Soccer’s Emma Moore caps off career with standout season
Emma Moore netted 13 goals and six assists in 19 games for the Scotties this season.
On Oct. 21, Bordentown Regional High School girls’ soccer player Emma Moore scored the first and only hat trick of her career. It came in a 5-2 win against Burlington City, and it came in waves. The first goal came off a deflection from a defender, the second was on a shot from the 18 and the third was on a breakaway.
That hat trick was a succinct summation of Moore’s general style of play.
Moore’s varying and overwhelming attack on goal is something teammate Colleen Kotch had gotten used to—or, at least, tried to—in practice. Kotch, a junior defender, learned in practices what opponents learned in games.
“Emma’s always on the end of every ball,” Kotch said. “She always got a head on it, foot on it, whatever, and it would end up in the back of the net.”
In what ended as a losing season for an injury-riddled Scotties’ squad, the senior Moore became the focal point of the team’s stat sheet and playbook. She netted 13 goals and six assists in 19 games, starring in an offense that gave her range to work in.
“She’s not a true forward, she likes that soft spot between forward and midfield,” head coach Dominick Castaldo said. “She’s not designed by our system, it’s more designed by her. It’s very good to have a player like that in certain areas or the field. She’s able to see things a little more differently.”
Castaldo called Moore a student of the game, and Kotch echoed those thoughts.
“She’s always two steps ahead of what the play actually is,” Kotch said. “She knows where the next ball is going to be played—if not, where it should be played. She’s always is going the right way.”
All of this is surprising to hear for Moore, who admittedly doesn’t watch much soccer outside of the FIFA World Cup. Instead, Moore was a student of her own self, logging mental notes of lessons and mistakes since she first started playing soccer in fifth grade.

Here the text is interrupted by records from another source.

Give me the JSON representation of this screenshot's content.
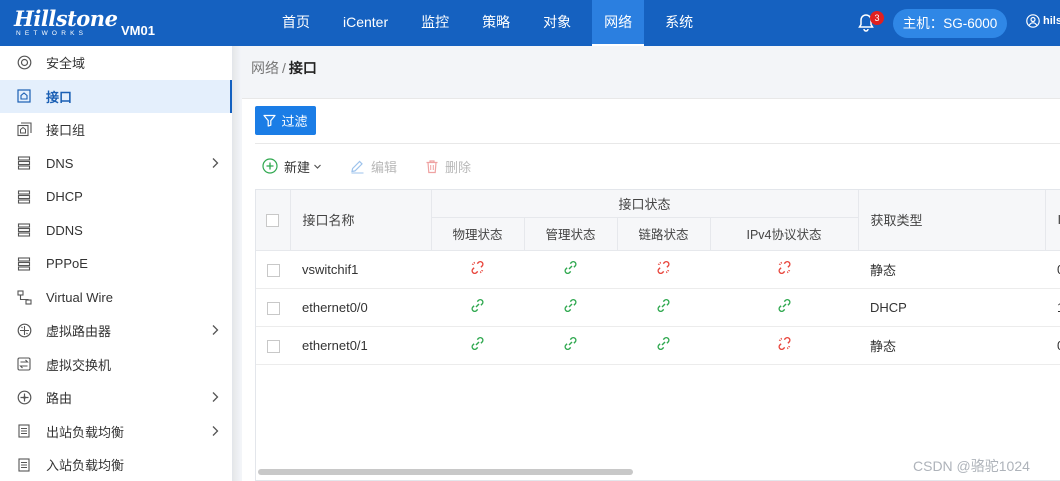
{
  "header": {
    "logo_text": "Hillstone",
    "logo_subtext": "NETWORKS",
    "device": "VM01",
    "nav": [
      "首页",
      "iCenter",
      "监控",
      "策略",
      "对象",
      "网络",
      "系统"
    ],
    "active_nav_index": 5,
    "notification_count": "3",
    "host_label": "主机：SG-6000",
    "user": "hils"
  },
  "sidebar": {
    "items": [
      {
        "label": "安全域",
        "icon": "zone-icon",
        "has_submenu": false
      },
      {
        "label": "接口",
        "icon": "interface-icon",
        "has_submenu": false,
        "active": true
      },
      {
        "label": "接口组",
        "icon": "interface-group-icon",
        "has_submenu": false
      },
      {
        "label": "DNS",
        "icon": "server-icon",
        "has_submenu": true
      },
      {
        "label": "DHCP",
        "icon": "server-icon",
        "has_submenu": false
      },
      {
        "label": "DDNS",
        "icon": "server-icon",
        "has_submenu": false
      },
      {
        "label": "PPPoE",
        "icon": "server-icon",
        "has_submenu": false
      },
      {
        "label": "Virtual Wire",
        "icon": "virtual-wire-icon",
        "has_submenu": false
      },
      {
        "label": "虚拟路由器",
        "icon": "router-icon",
        "has_submenu": true
      },
      {
        "label": "虚拟交换机",
        "icon": "switch-icon",
        "has_submenu": false
      },
      {
        "label": "路由",
        "icon": "route-icon",
        "has_submenu": true
      },
      {
        "label": "出站负载均衡",
        "icon": "load-balance-icon",
        "has_submenu": true
      },
      {
        "label": "入站负载均衡",
        "icon": "load-balance-icon",
        "has_submenu": false
      }
    ]
  },
  "breadcrumb": {
    "parent": "网络",
    "separator": "/",
    "current": "接口"
  },
  "filter_label": "过滤",
  "toolbar": {
    "new_label": "新建",
    "edit_label": "编辑",
    "delete_label": "删除"
  },
  "table": {
    "group_header": "接口状态",
    "name_header": "接口名称",
    "sub_headers": [
      "物理状态",
      "管理状态",
      "链路状态",
      "IPv4协议状态"
    ],
    "type_header": "获取类型",
    "next_header_partial": "I",
    "rows": [
      {
        "name": "vswitchif1",
        "status": [
          "down",
          "up",
          "down",
          "down"
        ],
        "type": "静态",
        "next_partial": "0"
      },
      {
        "name": "ethernet0/0",
        "status": [
          "up",
          "up",
          "up",
          "up"
        ],
        "type": "DHCP",
        "next_partial": "1"
      },
      {
        "name": "ethernet0/1",
        "status": [
          "up",
          "up",
          "up",
          "down"
        ],
        "type": "静态",
        "next_partial": "0"
      }
    ]
  },
  "colors": {
    "up": "#2fa84f",
    "down": "#e8453c",
    "primary": "#1561c0"
  },
  "watermark": "CSDN @骆驼1024"
}
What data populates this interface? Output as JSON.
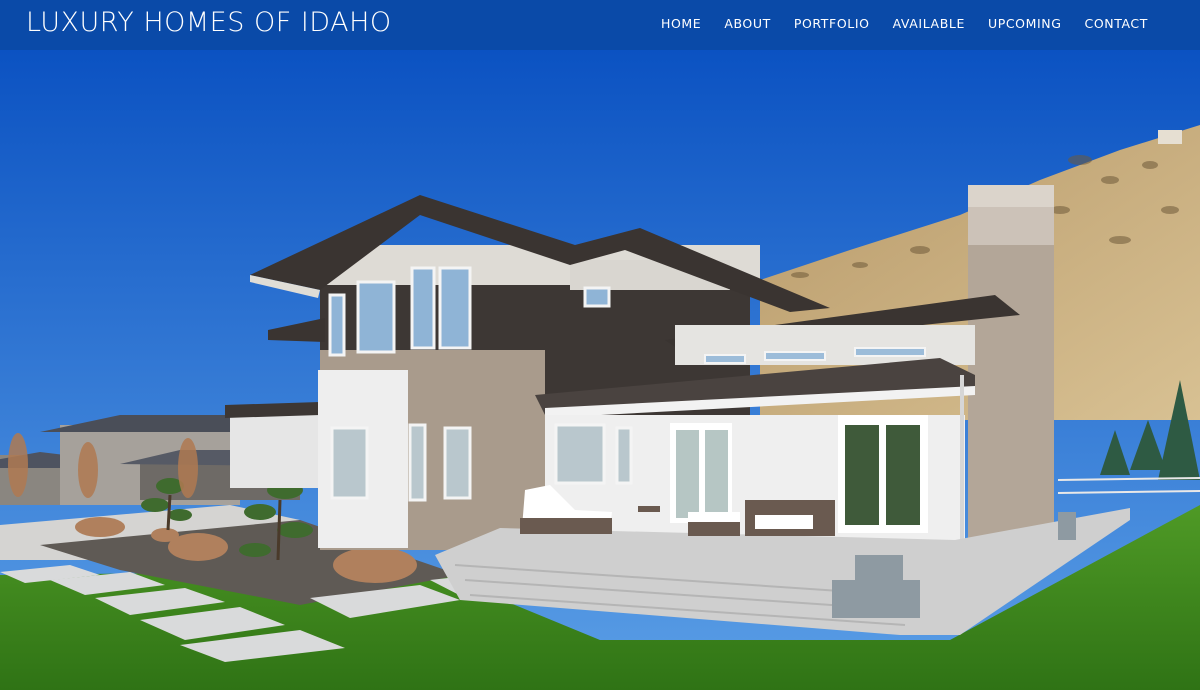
{
  "site": {
    "brand": "LUXURY HOMES OF IDAHO"
  },
  "nav": {
    "items": [
      {
        "label": "HOME"
      },
      {
        "label": "ABOUT"
      },
      {
        "label": "PORTFOLIO"
      },
      {
        "label": "AVAILABLE"
      },
      {
        "label": "UPCOMING"
      },
      {
        "label": "CONTACT"
      }
    ]
  },
  "colors": {
    "navbar": "#0a4aa8",
    "sky_top": "#0b52c2",
    "sky_bottom": "#5b9fe6",
    "hill": "#c9ae7e",
    "lawn": "#3e8a1d",
    "stucco": "#ededed",
    "brick": "#a99b8c",
    "dark_siding": "#3d3734",
    "roof": "#3a3431"
  },
  "hero": {
    "subject": "house-photo"
  }
}
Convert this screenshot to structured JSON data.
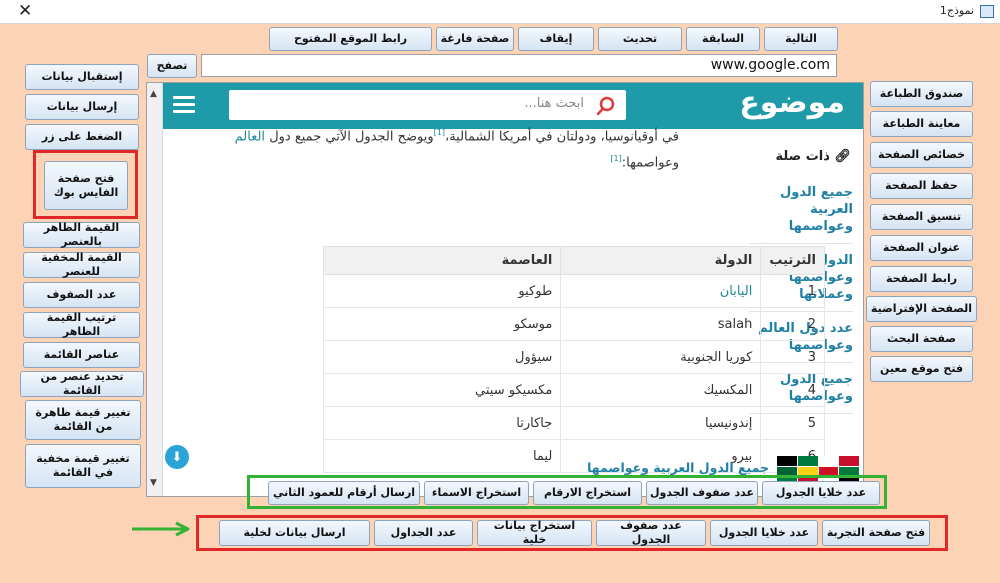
{
  "window": {
    "title": "نموذج1",
    "close_glyph": "✕"
  },
  "top_buttons": [
    "التالية",
    "السابقة",
    "تحديث",
    "إيقاف",
    "صفحة فارغة",
    "رابط الموقع المفتوح"
  ],
  "navigate_button": "تصفح",
  "url": "www.google.com",
  "left_buttons": [
    "إستقبال بيانات",
    "إرسال بيانات",
    "الضغط على زر",
    "فتح صفحة الفايس بوك",
    "القيمة الظاهر بالعنصر",
    "القيمة المخفية للعنصر",
    "عدد الصفوف",
    "ترتيب القيمة الظاهر",
    "عناصر القائمة",
    "تحديد عنصر من القائمة",
    "تغيير قيمة ظاهرة من القائمة",
    "تغيير قيمة مخفية في القائمة"
  ],
  "right_buttons": [
    "صندوق الطباعة",
    "معاينة الطباعة",
    "خصائص الصفحة",
    "حفظ الصفحة",
    "تنسيق الصفحة",
    "عنوان الصفحة",
    "رابط الصفحة",
    "الصفحة الإفتراضية",
    "صفحة البحث",
    "فتح موقع معين"
  ],
  "green_row_buttons": [
    "عدد خلايا الجدول",
    "عدد صفوف الجدول",
    "استخراج الارقام",
    "استخراج الاسماء",
    "ارسال أرقام للعمود الثاني"
  ],
  "red_row_buttons": [
    "فتح صفحة التجربة",
    "عدد خلايا الجدول",
    "عدد صفوف الجدول",
    "استخراج بيانات خلية",
    "عدد الجداول",
    "ارسال بيانات لخلية"
  ],
  "site": {
    "logo": "موضوع",
    "search_placeholder": "ابحث هنا...",
    "intro_line1": "في أوقيانوسيا، ودولتان في أمريكا الشمالية،",
    "intro_sup1": "[1]",
    "intro_line1b": "ويوضح الجدول الآتي جميع دول",
    "intro_link": "العالم",
    "intro_line2": "وعواصمها:",
    "intro_sup2": "[1]",
    "related_title": "ذات صلة",
    "related_items": [
      "جميع الدول العربية وعواصمها",
      "الدول العربية وعواصمها وعملاتها",
      "عدد دول العالم وعواصمها",
      "جميع الدول وعواصمها"
    ],
    "table_headers": [
      "الترتيب",
      "الدولة",
      "العاصمة"
    ],
    "table_rows": [
      [
        "1",
        "اليابان",
        "طوكيو"
      ],
      [
        "2",
        "salah",
        "موسكو"
      ],
      [
        "3",
        "كوريا الجنوبية",
        "سيؤول"
      ],
      [
        "4",
        "المكسيك",
        "مكسيكو سيتي"
      ],
      [
        "5",
        "إندونيسيا",
        "جاكارتا"
      ],
      [
        "6",
        "بيرو",
        "ليما"
      ]
    ],
    "flags_link": "جميع الدول العربية وعواصمها"
  },
  "colors": {
    "form_bg": "#fcd3b4",
    "header_teal": "#1f9aa8",
    "link_blue": "#1f7fa4",
    "highlight_red": "#e02828",
    "highlight_green": "#33b233"
  }
}
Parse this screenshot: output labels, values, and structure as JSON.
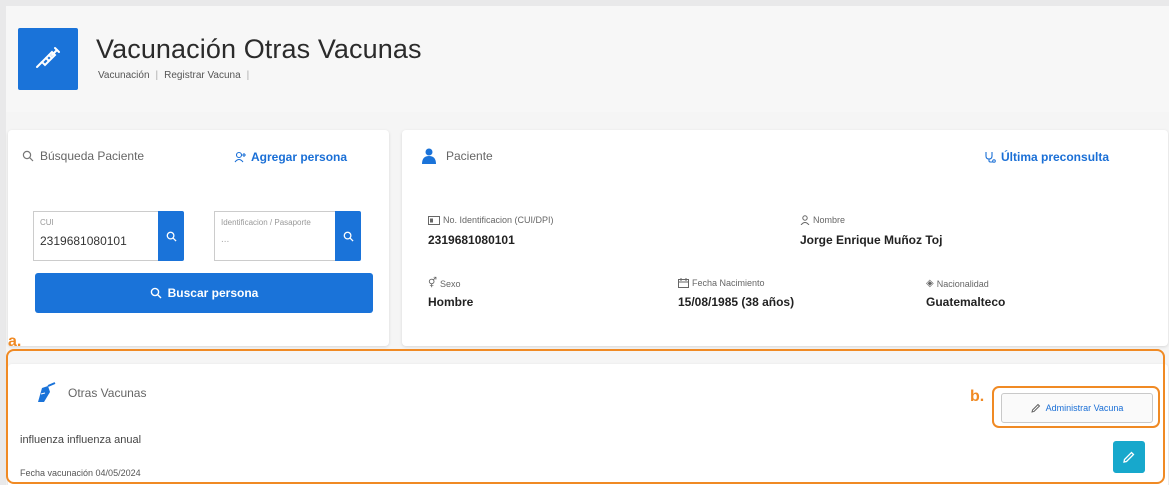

That it took Moore until her very last season to put her dynamic play on full display is more due to injuries. She fractured a metatarsal in her left foot in seventh grade, but kept playing soccer. Though it was never fully broken, the fracture went untreated for too long, to the point where Moore was running at full speed downfield one game when a sudden pain shot up her leg. She needed to be carted off the field, resigned to admit the bruise on her foot was worse than it seemed.
She fractured it again early into high school, when a defender stepped on her foot. Between playing for Bordentown and a travel league team, Moore was putting serious strain on her injury. Kotch knew her friend had fears of it being stepped on or getting hurt by an errant step, but Moore didn’t let it affect her again.
“She just wanted to be on the field,” Kotch said. “It’s almost like when she stepped on the field, nothing was wrong.”
She recovered before her junior year, in time to make her move for varsity playing time. The team was losing over a dozen seniors, Moore said, and starting spots weren’t guaranteed.
“Junior and senior year I tried to become a starter,” Moore said. “I’m really proud of myself for stepping it up instead of just accepting it.”
Moore wasn’t elected a captain this year but had leadership opportunities pressed upon her. Injuries forced Castaldo to give young players bigger roles, and the Scotties suffered a four-game losing streak in the middle of October. With the state tournament looming, Moore put up back-to-back multi-goal games against Willingboro, then capped the week with her hat trick. She scored seven goals in what became a three-game winning streak.
Moore never saw herself as much as a motivator as she did a settler. She takes pride in her sense of humor—which Kotch said manifests in constant, good-natured teasing—and made it a personal goal to get to know her teammates better two years ago. Her advice for younger players is to do as she does: learn from it.
As to whether her own potential came out, Moore believes it did, especially in her senior season. Continuing soccer in college is among her many goals for the next year, including acing her last high school classes to avoid final exams, getting into Delaware Valley University and pursuing a pre-veterinary degree. What her future college team would receive is a player who doesn’t make the same mistake, or goal, twice.
“You get used to how she plays, but sometimes you’ll realize she doesn’t play the exact same way every time,” Kotch said. “She’ll find creative ways to attack the ball and get shots. She’s not selfish, but at the same time knows if she has a shot then to take it.”
Castaldo didn’t describe her as fast or strong, but as conscientious and respectful—in ways that carry on and off the field.
“She doesn’t put herself as a focal point,” Castaldo said. “She’s not bigger or anything less than anyone else on the team.”